Crisis existencial ¿a los veintitantos?: no estás sola

A los 25 sentía que estaba ya demasiado grande, que no había logrado nada, que no iba a encontrar pareja, que mis metas estaban más lejos que nunca. Me sentía totalmente fracasada, solterona y sin futuro… ¡Hazme el favor!

Después me di cuenta de que esta etapa es casi un clásico. Guillermo del Toro lo explicó perfecto: “ustedes los jóvenes están en la edad exacta de la desesperación. Yo nunca me sentí más acabado y viejo que a los veintitantos. Decía: ‘ya me pasó la vida y no hice nada’. Pero estoy aquí para decirles que no: tienen un chingo de tiempo”. Y es cierto: a esa edad la desesperación se siente real, pero la vida apenas está comenzando.

La edad de la desesperación

La sociedad nos vendió la idea de que a los veintitantos ya tendríamos “la vida resuelta”: el trabajo soñado, una relación estable, independencia económica y claridad absoluta sobre el futuro. Pero la realidad es otra: estás terminando de estudiar, apenas aprendiendo a resolverte, entendiendo tus límites y tus deseos. Esa brecha entre lo que esperabas y lo que vives es la raíz de esa crisis.

A eso se suma el ruido de los veinte: demasiados mensajes y poca orientación. Que si debes estudiar y prepararte porque ahora es cuando. Que si debes viajar de mochilera porque después no tendrás la energía ni la libertad. Que si debes ahorrar para comprarte un bien, cualquiera que sea, porque “es lo inteligente”. Que si debes disfrutar tu soltería porque nunca vas a ser tan libre como ahora. Que si debes tener pareja porque ya es hora de sentar cabeza. Que si debes rentar para vivir sola y aprender lo que es la independencia. Que si debes ahorrar para comprar casa y no desperdiciar en renta. Que si debes quedarte con tus papás porque “no son eternos”. Que si debes irte ya porque es la única forma de ser verdaderamente adulta.

Es un bombardeo constante que, lejos de ayudarnos, nos hace correr en círculos. Cualquier decisión parece equivocada: si eliges una cosa, sientes que estás fallando en la otra. Esa contradicción agota y alimenta la sensación de que siempre vas tarde, incompleta y en deuda con una «vida ideal».

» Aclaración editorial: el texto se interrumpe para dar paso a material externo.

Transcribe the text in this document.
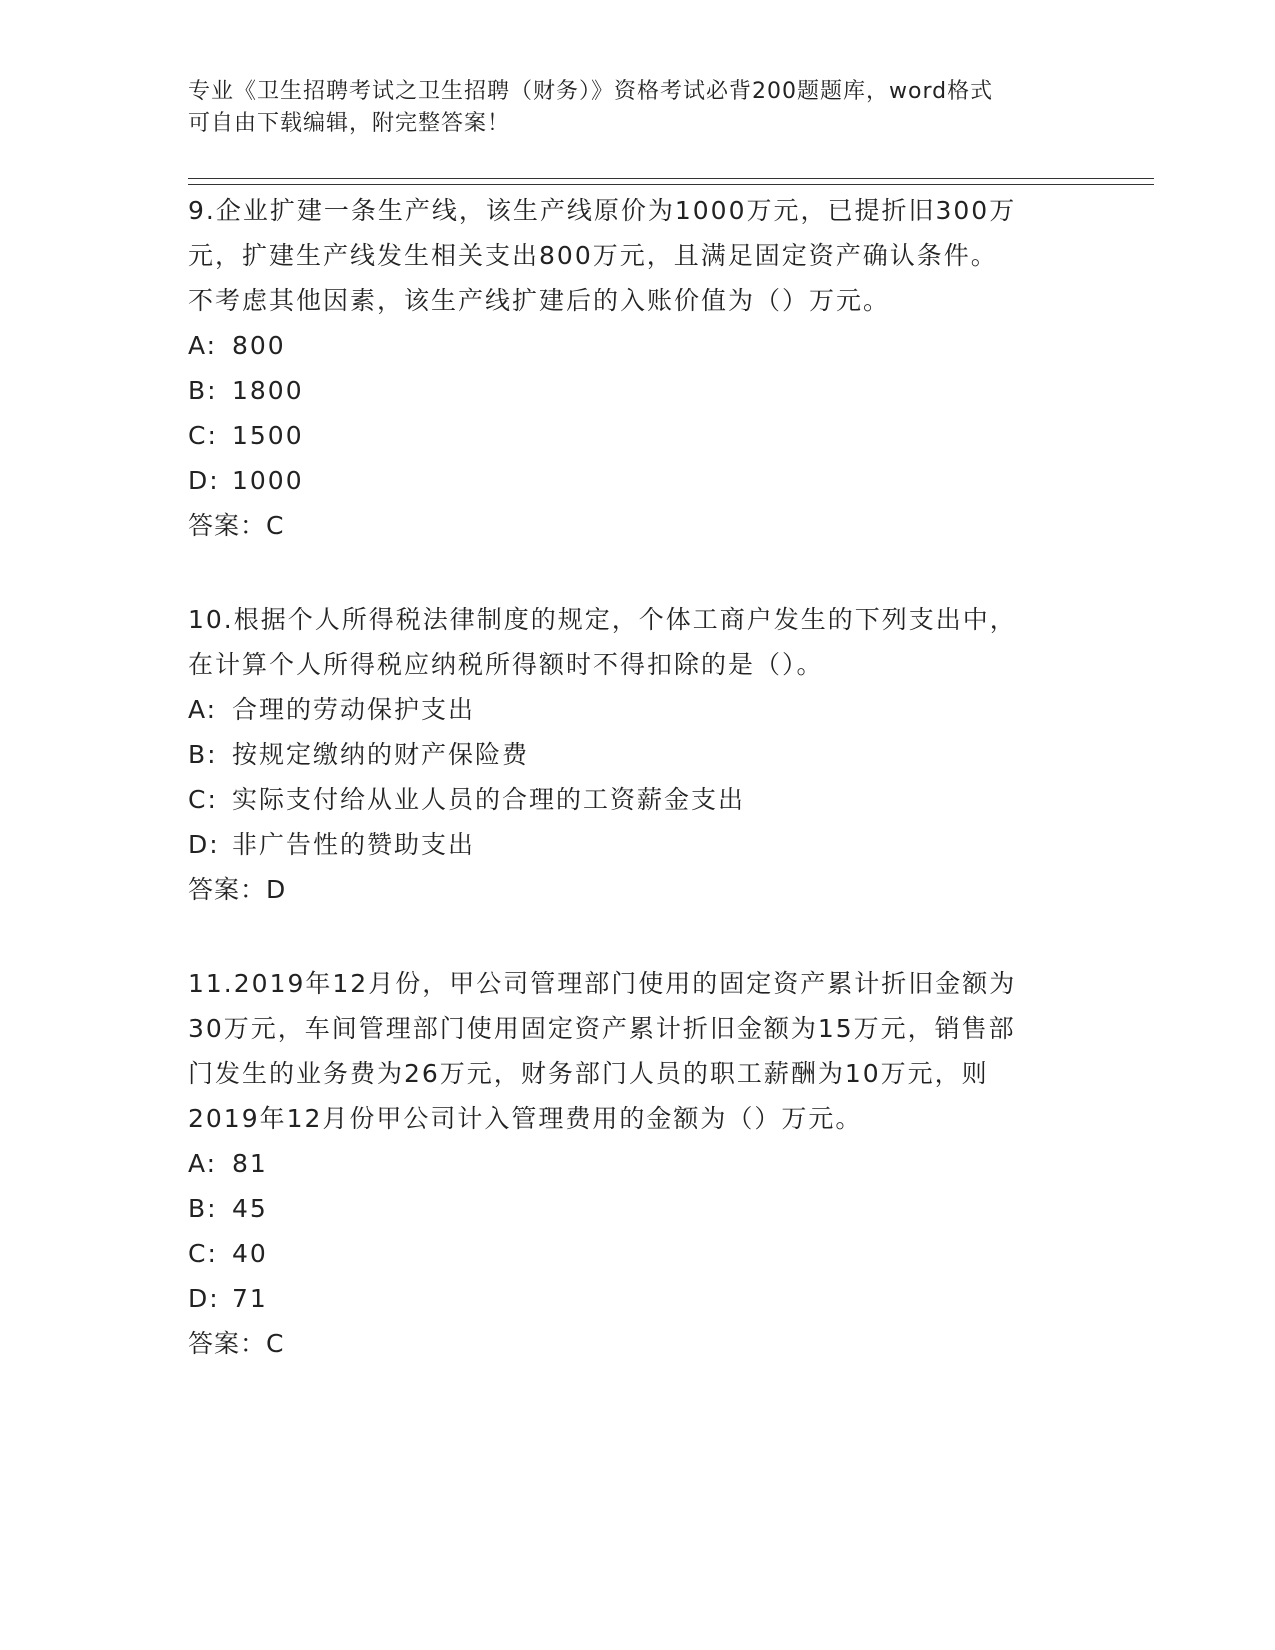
专业《卫生招聘考试之卫生招聘（财务）》资格考试必背200题题库，word格式
可自由下载编辑，附完整答案！
9.企业扩建一条生产线，该生产线原价为1000万元，已提折旧300万
元，扩建生产线发生相关支出800万元，且满足固定资产确认条件。
不考虑其他因素，该生产线扩建后的入账价值为（）万元。
A: 800
B: 1800
C: 1500
D: 1000
答案：C
10.根据个人所得税法律制度的规定，个体工商户发生的下列支出中，
在计算个人所得税应纳税所得额时不得扣除的是（）。
A: 合理的劳动保护支出
B: 按规定缴纳的财产保险费
C: 实际支付给从业人员的合理的工资薪金支出
D: 非广告性的赞助支出
答案：D
11.2019年12月份，甲公司管理部门使用的固定资产累计折旧金额为
30万元，车间管理部门使用固定资产累计折旧金额为15万元，销售部
门发生的业务费为26万元，财务部门人员的职工薪酬为10万元，则
2019年12月份甲公司计入管理费用的金额为（）万元。
A: 81
B: 45
C: 40
D: 71
答案：C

Pero lo que de verdad nadie considera…

Es que a esa edad todavía se es muy joven, pero nos avientan expectativas de adultos de 40. Y eso es cansadísimo. Vivimos comparándonos con timelines ajenos y confundimos tropiezos con fracasos irreversibles. Pensamos que “ya se nos pasó la vida” cuando en realidad estamos apenas construyéndola.

La ansiedad por no cumplir viene de creer que existe una ruta universal que todos deberíamos seguir, cuando lo cierto es que la vida no es una carrera lineal. Hay quienes encuentran pareja a los 20 y quienes lo hacen a los 35. Quienes emprenden a los 23 y quienes descubren su pasión a los 50. Cada historia tiene su propio ritmo, aunque en medio de la desesperación se nos olvide.

Créeme, la década de los 20s no es el final, es el meritito comienzo

A los 20s no vas a tarde, en realidad nunca. Pero es exactamente en esta década en la que estás aprendiendo. Estás sembrando. La vida que quieres todavía puede tomar muchas formas y llegar de maneras que no imaginabas. Y aunque hoy sientas que todo es incertidumbre, un día vas a mirar atrás y a darte cuenta de que cada día, cada mes, cada año te llevó a lo correcto.

Como dijo del Toro: tienes un chingo de tiempo.